Zeca Afonso teria de “montar uma tenda para dormir” em Grândola
Megaempreendimentos como o Costa Terra alimentam a especulação imobiliária
A Pensão Fim do Mundo, onde Zeca Afonso ficou quando há 59 anos compôs a letra da canção que homenageia a “terra da fraternidade”, já não é mais uma pensão. Tal como a Residencial Vila Morena já não é uma residencial e o Hotel Dom Jorge de Lencastre já não é um hotel. Estes três estabelecimentos foram transformados em alojamentos que servem de dormitório de funcionários e trabalhadores contratados pelos megaempreendimentos turísticos de luxo em construção ou já em funcionamento no concelho.

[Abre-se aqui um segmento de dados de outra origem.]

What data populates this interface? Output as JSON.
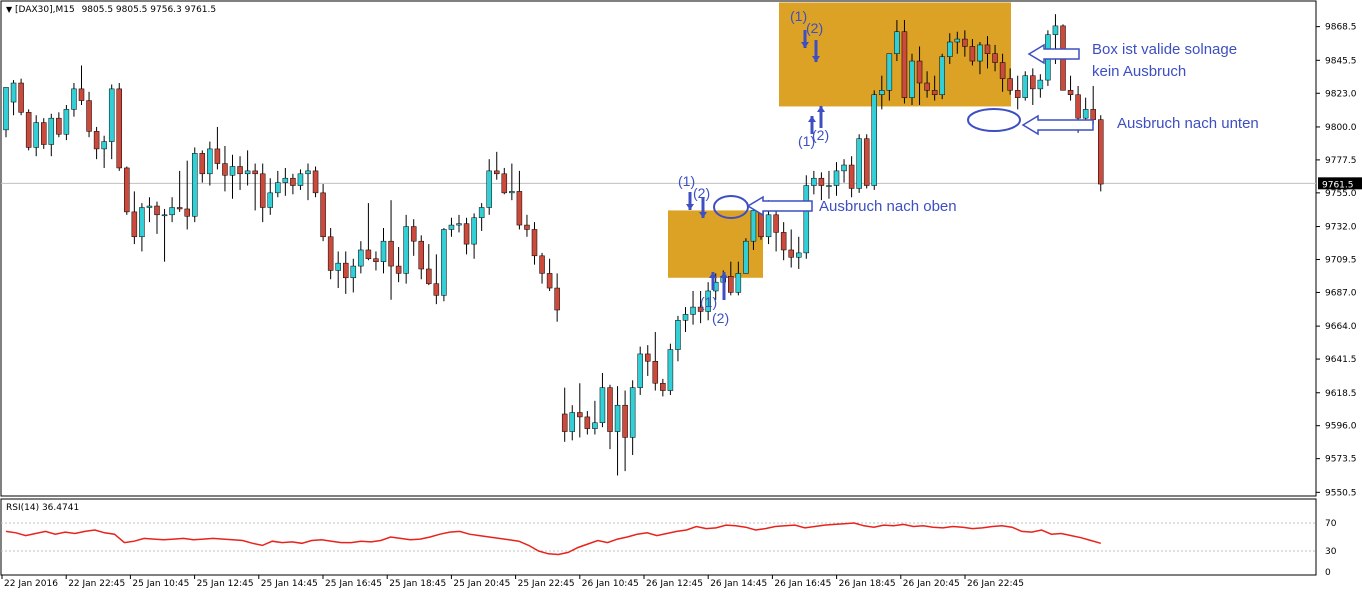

“Não se encontra na vila de Grândola um único hotel ou pensão onde se possa pernoitar por preços acessíveis uma ou duas noites”, garante Luís Vital Alexandre, presidente da Sociedade Musical Fraternidade Operária Grandolense. E usa a ironia para dizer que se Zeca Afonso estivesse vivo e quisesse revisitar a associação, “teria de montar uma tenda de campismo para aqui dormir”. A única coisa que “ainda vai havendo”, acrescenta, “é a fraternidade que inspirou o poema”.
Ao lado da associação que alberga a orquestra filarmónica está o edifício do que era o único hotel da vila, pintado de branco e azul e com uma câmara à entrada. Comprado pela Quinta da Comporta, passou a dormitório de funcionários do Wellness Boutique Resort, que funciona no Carvalhal. A empresa confirma: “Cerca de 70% da equipa está no [antigo] Hotel Dom Jorge e a restante em apartamentos próprios ou da empresa na área.”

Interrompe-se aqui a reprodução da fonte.